Dans les institutions, pendant bien longtemps, tout le monde connaissait les besoins des résident-e-s mais personne n’en parlait, relèvent plusieurs intervenant-e-s. Un ancien directeur d’institution raconte: «Autrefois, les institutions ne pouvaient pas se permettre qu’il y ait sexualité, cela aurait provoqué un scandale. On utilisait même, par exemple, des moyens de contention pour empêcher les personnes de se masturber.» Pourtant, «les demandes affectives et sexuelles des personnes avec handicap mental ne sont pas différentes de celles du reste de la population.»

Nicolas de Tonnac, président en fauteuil roulant du comité cantonal genevois de Pro Infirmis, se souvient: «En 1986, lors du premier congrès ‘handicap et sexualité’ à Genève, on se posait des questions: quels droits? Quelle sexualité? Avec qui? La médecine s’occupe de la souffrance, pas tellement du plaisir. Pourtant, si le plaisir ne vous est pas accessible, cela provoque une souffrance énorme.» C’est ce même congrès qui a été à l’origine de l’association SEHP.

Mais, comme le dit Françoise Vatré, sexopédagogue et l’une des fondatrices de SEHP, «les choses prennent du temps». «Des psychanalystes français ont changé de table lors d’une conférence, m’ont traité de sorcière», témoigne Mme Agthe. La Suisse alémanique a certes joué un rôle pionnier dans notre pays, mais la mise en place d’une formation en 2003 a suscité de vives réactions dans le public, comme l’a expliqué Ahïa Zemp, responsable de la FABS (Centre spécialisé Handicap et Sexualité). Pour éviter une chute des dons, Pro Infirmis, après avoir lancé le projet, avait même décidé de s’en retirer, d’où la création de la FABS. Pas si sûr donc que les préjugés soient uniquement une affaire de culture, comme le pense Marcel Nuss, membre fondateur du collectif Handicap et Sexualité (France), qui souligne le rôle précurseur de la Suisse (lire ci-dessous).

Quoi qu’il en soit, il faut également souvent convaincre parmi les personnes concernées elles-mêmes. «Il y a un immense travail à faire avec les parents, qui voient toujours leurs enfants comme des… enfants», souligne avec sensibilité le directeur de Clair-Bois, une institution genevoise. Gêne et craintes sont parfois perceptible aussi chez les personnes handicapées elles-mêmes, comme l’ont relevé à raison les parlementaires Luc Recordon et Liliane Maury Pasquier. «Dans les idéaux de notre société, le sexe va de pair avec l’amour», analyse la journaliste Annick Monod1. Les personnes handicapées n’aspirent pas à autre chose. Et puis, les assistant-e-s sexuels représentent-ils vraiment une solution intégrative?

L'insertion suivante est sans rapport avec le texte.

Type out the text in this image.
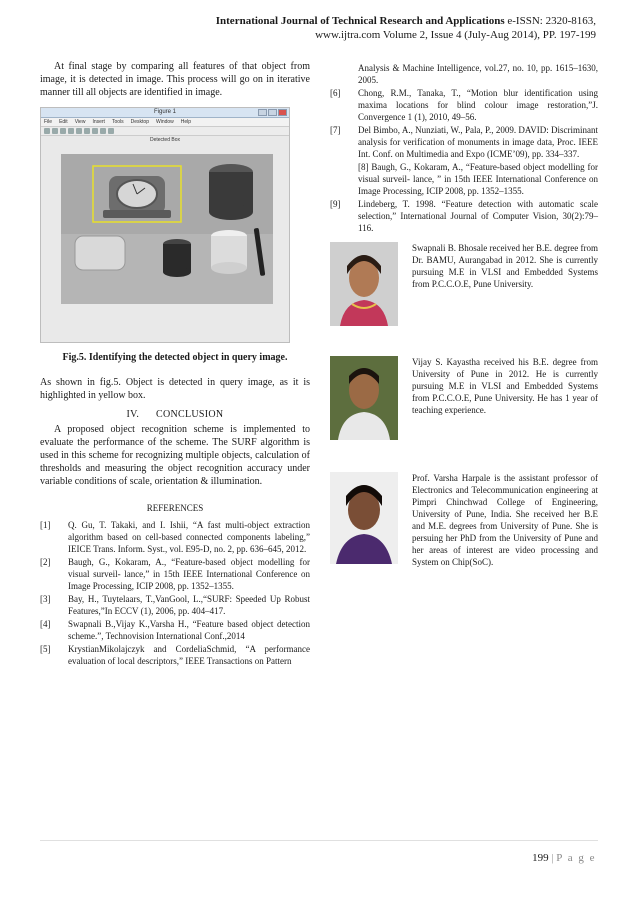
International Journal of Technical Research and Applications e-ISSN: 2320-8163,
www.ijtra.com Volume 2, Issue 4 (July-Aug 2014), PP. 197-199

At final stage by comparing all features of that object from image, it is detected in image. This process will go on in iterative manner till all objects are identified in image.

Figure 1
File Edit View Insert Tools Desktop Window Help
Detected Box

Fig.5. Identifying the detected object in query image.

As shown in fig.5. Object is detected in query image, as it is highlighted in yellow box.

IV.      CONCLUSION

A proposed object recognition scheme is implemented to evaluate the performance of the scheme. The SURF algorithm is used in this scheme for recognizing multiple objects, calculation of thresholds and measuring the object recognition accuracy under variable conditions of scale, orientation & illumination.

REFERENCES

[1]	Q. Gu, T. Takaki, and I. Ishii, “A fast multi-object extraction algorithm based on cell-based connected components labeling,” IEICE Trans. Inform. Syst., vol. E95-D, no. 2, pp. 636–645, 2012.
[2]	Baugh, G., Kokaram, A., “Feature-based object modelling for visual surveil- lance,” in 15th IEEE International Conference on Image Processing, ICIP 2008, pp. 1352–1355.
[3]	Bay, H., Tuytelaars, T.,VanGool, L.,“SURF: Speeded Up Robust Features,”In ECCV (1), 2006, pp. 404–417.
[4]	Swapnali B.,Vijay K.,Varsha H., “Feature based object detection scheme.”, Technovision International Conf.,2014
[5]	KrystianMikolajczyk and CordeliaSchmid, “A performance evaluation of local descriptors,” IEEE Transactions on Pattern
Analysis & Machine Intelligence, vol.27, no. 10, pp. 1615–1630, 2005.
[6]	Chong, R.M., Tanaka, T., “Motion blur identification using maxima locations for blind colour image restoration,”J. Convergence 1 (1), 2010, 49–56.
[7]	Del Bimbo, A., Nunziati, W., Pala, P., 2009. DAVID: Discriminant analysis for verification of monuments in image data, Proc. IEEE Int. Conf. on Multimedia and Expo (ICME’09), pp. 334–337.
[8] Baugh, G., Kokaram, A., “Feature-based object modelling for visual surveil- lance, ” in 15th IEEE International Conference on Image Processing, ICIP 2008, pp. 1352–1355.
[9]	Lindeberg, T. 1998. “Feature detection with automatic scale selection,” International Journal of Computer Vision, 30(2):79–116.
Swapnali B. Bhosale received her B.E. degree from Dr. BAMU, Aurangabad in 2012. She is currently pursuing M.E in VLSI and Embedded Systems from P.C.C.O.E, Pune University.
Vijay S. Kayastha received his B.E. degree from University of Pune in 2012. He is currently pursuing M.E in VLSI and Embedded Systems from P.C.C.O.E, Pune University. He has 1 year of teaching experience.
Prof. Varsha Harpale is the assistant professor of Electronics and Telecommunication engineering at Pimpri Chinchwad College of Engineering, University of Pune, India. She received her B.E and M.E. degrees from University of Pune. She is persuing her PhD from the University of Pune and her areas of interest are video processing and System on Chip(SoC).
199 | P a g e
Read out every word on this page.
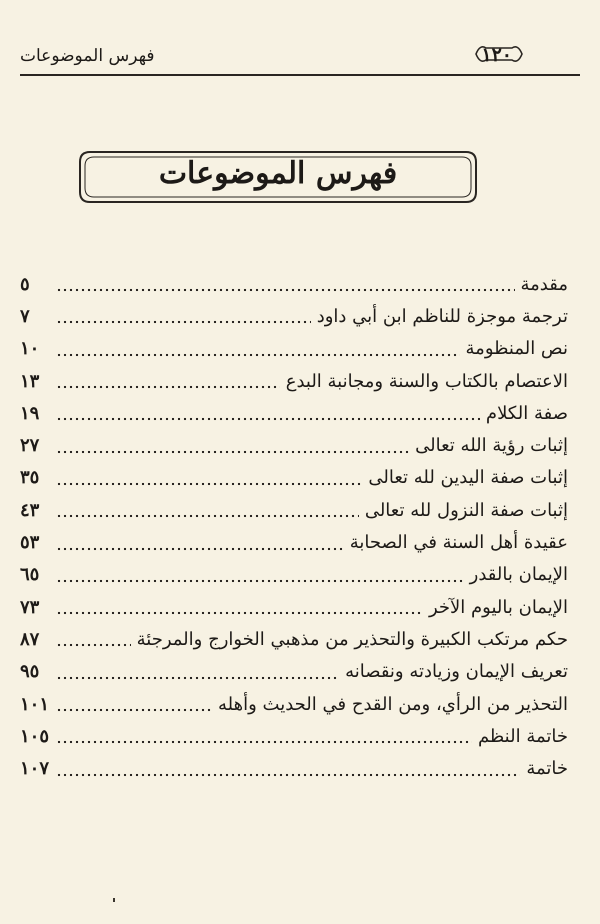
فهرس الموضوعات	١٢٠
فهرس الموضوعات
مقدمة
٥
ترجمة موجزة للناظم ابن أبي داود
٧
نص المنظومة
١٠
الاعتصام بالكتاب والسنة ومجانبة البدع
١٣
صفة الكلام
١٩
إثبات رؤية الله تعالى
٢٧
إثبات صفة اليدين لله تعالى
٣٥
إثبات صفة النزول لله تعالى
٤٣
عقيدة أهل السنة في الصحابة
٥٣
الإيمان بالقدر
٦٥
الإيمان باليوم الآخر
٧٣
حكم مرتكب الكبيرة والتحذير من مذهبي الخوارج والمرجئة
٨٧
تعريف الإيمان وزيادته ونقصانه
٩٥
التحذير من الرأي، ومن القدح في الحديث وأهله
١٠١
خاتمة النظم
١٠٥
خاتمة
١٠٧
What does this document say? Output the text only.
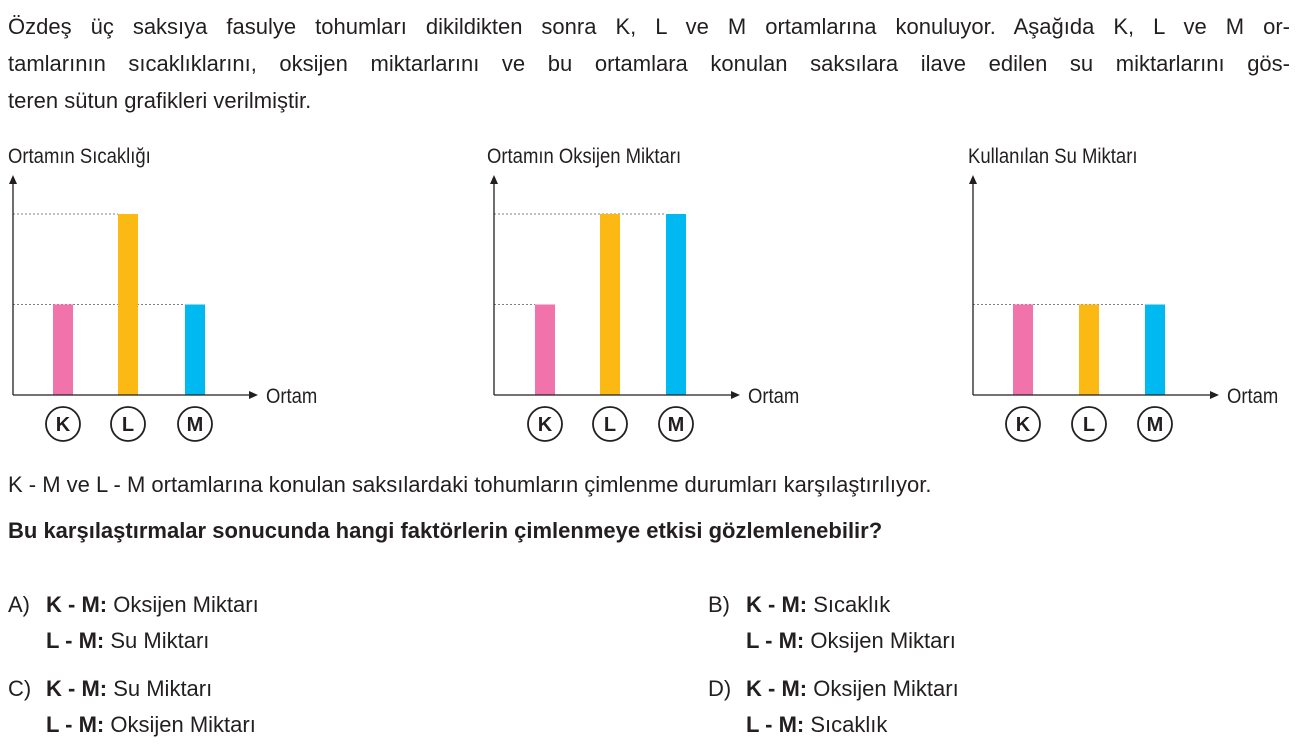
Özdeş üç saksıya fasulye tohumları dikildikten sonra K, L ve M ortamlarına konuluyor. Aşağıda K, L ve M or-
tamlarının sıcaklıklarını, oksijen miktarlarını ve bu ortamlara konulan saksılara ilave edilen su miktarlarını gös-
teren sütun grafikleri verilmiştir.
Ortamın Sıcaklığı	Ortamın Oksijen Miktarı	Kullanılan Su Miktarı
Ortam
K	L	M
Ortam
K	L	M
Ortam
K	L	M
K - M ve L - M ortamlarına konulan saksılardaki tohumların çimlenme durumları karşılaştırılıyor.
Bu karşılaştırmalar sonucunda hangi faktörlerin çimlenmeye etkisi gözlemlenebilir?
A) K - M: Oksijen Miktarı
L - M: Su Miktarı
B) K - M: Sıcaklık
L - M: Oksijen Miktarı
C) K - M: Su Miktarı
L - M: Oksijen Miktarı
D) K - M: Oksijen Miktarı
L - M: Sıcaklık
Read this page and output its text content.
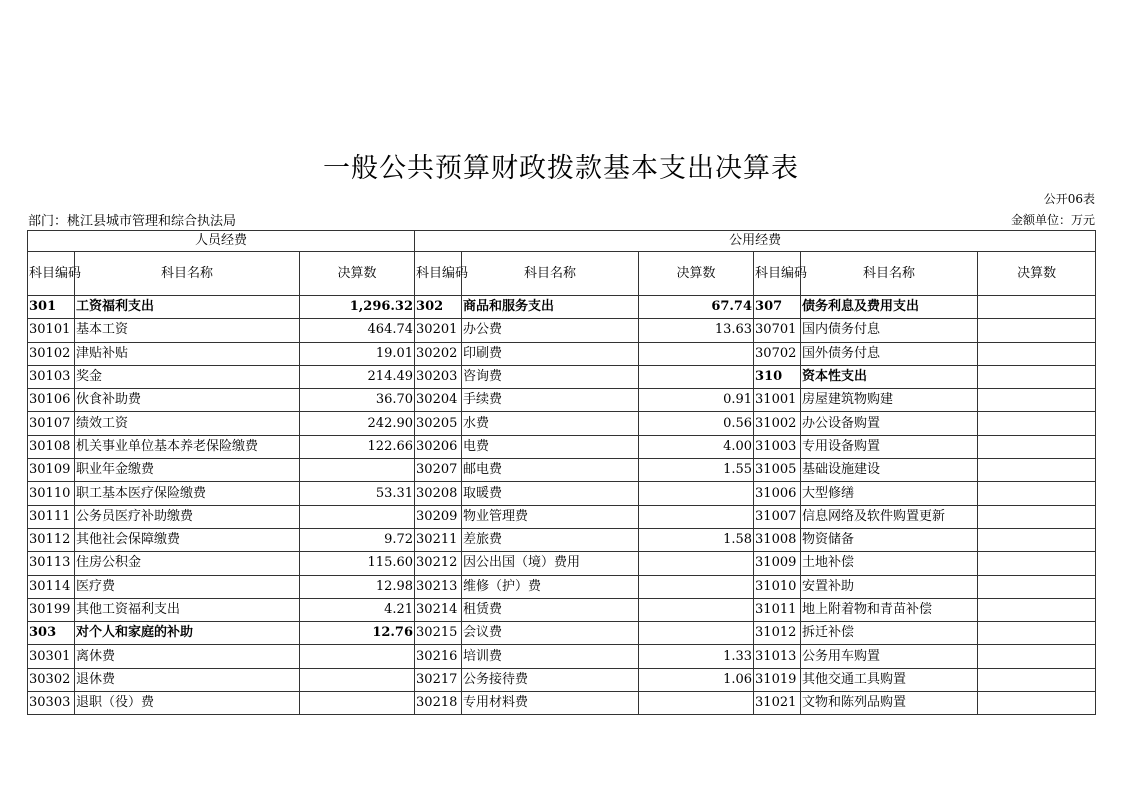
一般公共预算财政拨款基本支出决算表
公开06表
部门：桃江县城市管理和综合执法局	金额单位：万元
人员经费			公用经费					
科目编码	科目名称	决算数	科目编码	科目名称	决算数	科目编码	科目名称	决算数
301	工资福利支出	1,296.32	302	商品和服务支出	67.74	307	债务利息及费用支出	
30101	基本工资	464.74	30201	办公费	13.63	30701	国内债务付息	
30102	津贴补贴	19.01	30202	印刷费		30702	国外债务付息	
30103	奖金	214.49	30203	咨询费		310	资本性支出	
30106	伙食补助费	36.70	30204	手续费	0.91	31001	房屋建筑物购建	
30107	绩效工资	242.90	30205	水费	0.56	31002	办公设备购置	
30108	机关事业单位基本养老保险缴费	122.66	30206	电费	4.00	31003	专用设备购置	
30109	职业年金缴费		30207	邮电费	1.55	31005	基础设施建设	
30110	职工基本医疗保险缴费	53.31	30208	取暖费		31006	大型修缮	
30111	公务员医疗补助缴费		30209	物业管理费		31007	信息网络及软件购置更新	
30112	其他社会保障缴费	9.72	30211	差旅费	1.58	31008	物资储备	
30113	住房公积金	115.60	30212	因公出国（境）费用		31009	土地补偿	
30114	医疗费	12.98	30213	维修（护）费		31010	安置补助	
30199	其他工资福利支出	4.21	30214	租赁费		31011	地上附着物和青苗补偿	
303	对个人和家庭的补助	12.76	30215	会议费		31012	拆迁补偿	
30301	离休费		30216	培训费	1.33	31013	公务用车购置	
30302	退休费		30217	公务接待费	1.06	31019	其他交通工具购置	
30303	退职（役）费		30218	专用材料费		31021	文物和陈列品购置	
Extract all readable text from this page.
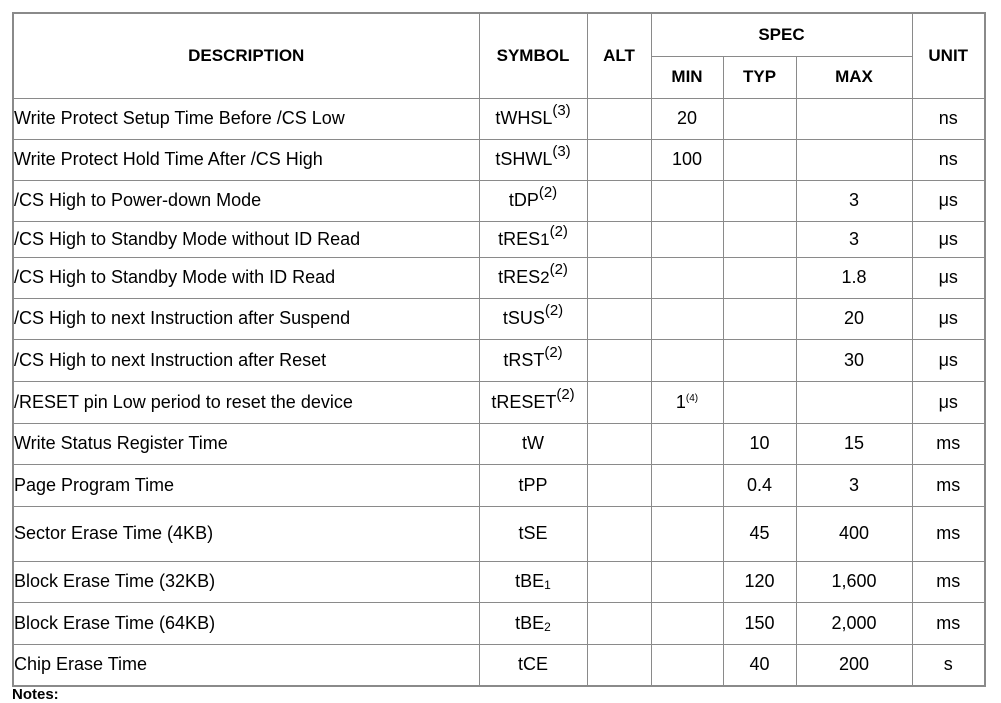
DESCRIPTION	SYMBOL	ALT	SPEC			UNIT
			MIN	TYP	MAX	
Write Protect Setup Time Before /CS Low	tWHSL$^{(3)}$		20			ns
Write Protect Hold Time After /CS High	tSHWL$^{(3)}$		100			ns
/CS High to Power-down Mode	tDP$^{(2)}$				3	μs
/CS High to Standby Mode without ID Read	tRES1$^{(2)}$				3	μs
/CS High to Standby Mode with ID Read	tRES2$^{(2)}$				1.8	μs
/CS High to next Instruction after Suspend	tSUS$^{(2)}$				20	μs
/CS High to next Instruction after Reset	tRST$^{(2)}$				30	μs
/RESET pin Low period to reset the device	tRESET$^{(2)}$		1$^{(4)}$			μs
Write Status Register Time	tW			10	15	ms
Page Program Time	tPP			0.4	3	ms
Sector Erase Time (4KB)	tSE			45	400	ms
Block Erase Time (32KB)	tBE1			120	1,600	ms
Block Erase Time (64KB)	tBE2			150	2,000	ms
Chip Erase Time	tCE			40	200	s
Notes:
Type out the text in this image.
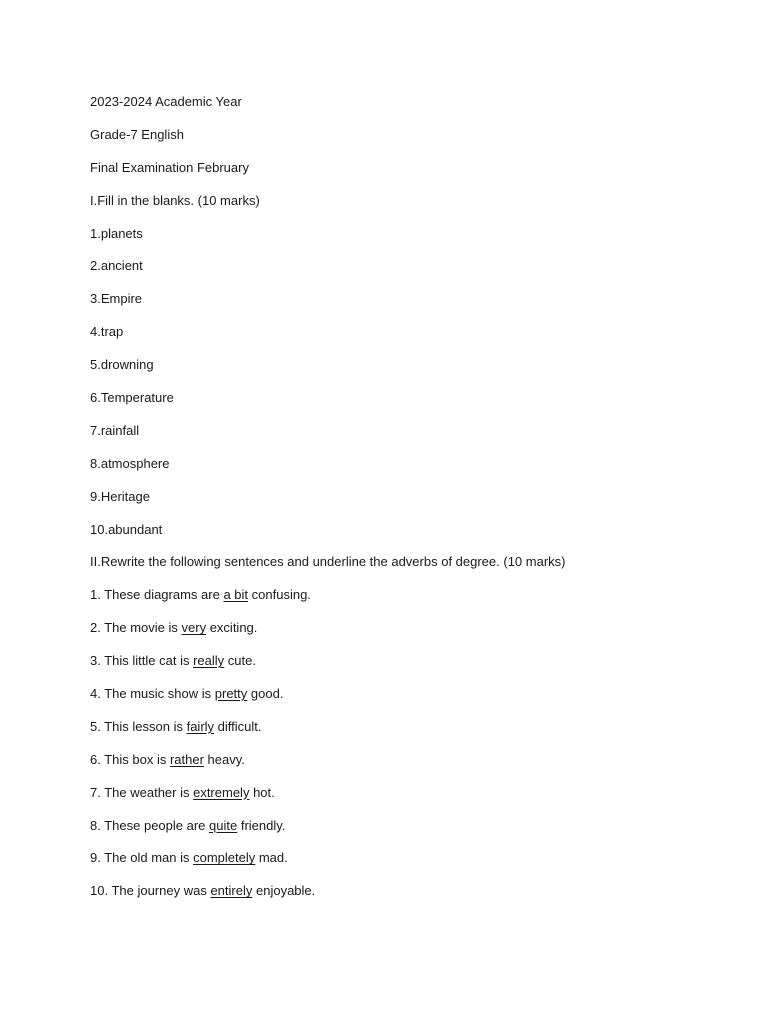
2023-2024 Academic Year
Grade-7 English
Final Examination February
I.Fill in the blanks. (10 marks)
1.planets
2.ancient
3.Empire
4.trap
5.drowning
6.Temperature
7.rainfall
8.atmosphere
9.Heritage
10.abundant
II.Rewrite the following sentences and underline the adverbs of degree. (10 marks)
1. These diagrams are a bit confusing.
2. The movie is very exciting.
3. This little cat is really cute.
4. The music show is pretty good.
5. This lesson is fairly difficult.
6. This box is rather heavy.
7. The weather is extremely hot.
8. These people are quite friendly.
9. The old man is completely mad.
10. The journey was entirely enjoyable.
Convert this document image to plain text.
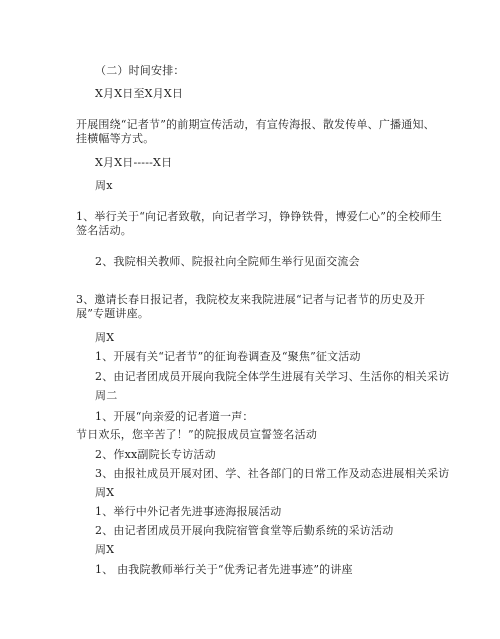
（二）时间安排：
X月X日至X月X日
开展围绕“记者节”的前期宣传活动，有宣传海报、散发传单、广播通知、挂横幅等方式。
X月X日-----X日
周x
1、举行关于“向记者致敬，向记者学习，铮铮铁骨，博爱仁心”的全校师生签名活动。
2、我院相关教师、院报社向全院师生举行见面交流会
3、邀请长春日报记者，我院校友来我院进展“记者与记者节的历史及开展”专题讲座。
周X
1、开展有关“记者节”的征询卷调查及“聚焦”征文活动
2、由记者团成员开展向我院全体学生进展有关学习、生活你的相关采访
周二
1、开展“向亲爱的记者道一声：
节日欢乐，您辛苦了！”的院报成员宣誓签名活动
2、作xx副院长专访活动
3、由报社成员开展对团、学、社各部门的日常工作及动态进展相关采访
周X
1、举行中外记者先进事迹海报展活动
2、由记者团成员开展向我院宿管食堂等后勤系统的采访活动
周X
1、 由我院教师举行关于“优秀记者先进事迹”的讲座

Il s’agit d’une solution pragmatique pour répondre au moins en partie aux besoins des personnes atteintes de handicaps lourds ou vivant dans une institution, répond en substance SEHP sur son site. «Le sexe n’est pas qu’un besoin, c’est surtout une envie!», précise un homme handicapé. Pour Luc Recordon, le droit à la sexualité est tout simplement une question d’égalité. Même s’il n’est pas question pour le moment d’envisager un financement par une assurance sociale.

Albert Rodrik, ancien haut-fonctionnaire au Département genevois de l’action sociale et membre de la Constituante, suscite les applaudissements en enchaînant: «Parmi les êtres humains, tout a été essayé et a sa respectabilité. La quête du plaisir est la chose la plus féconde. Il est consubstantiel à l’être humain d’aller vers l’autre pour avoir du plaisir. Si l’on peut faire quelque chose pour aider nos frères et nos soeurs handicapées, il faut aller de l’avant!».

S’ils travaillent – en tant qu’indépendant-e-s – contre rémunération, les six hommes et quatre femmes qui ont terminé leur formation se différencient des prostitué-e-s. La rémunération vise surtout à garantir équilibre et clarté dans la relation entre le ou la bénéficiaire et le ou la prestataire. La motivation première est de se mettre au service de la personne handicapée. Les candidat-e-s ont été sélectionnés avec soin et après plusieurs entretiens parmi des personnes âgées de plus de trente ans et exerçant une autre activité à au moins 50%. Ils ont suivi une formation rigoureuse de près d’un an et font l’objet d’une supervision mensuelle. De plus, c’est l’association qui reçoit et évalue chaque demande et en assure le suivi de manière globale pour y apporter la réponse la plus adaptée.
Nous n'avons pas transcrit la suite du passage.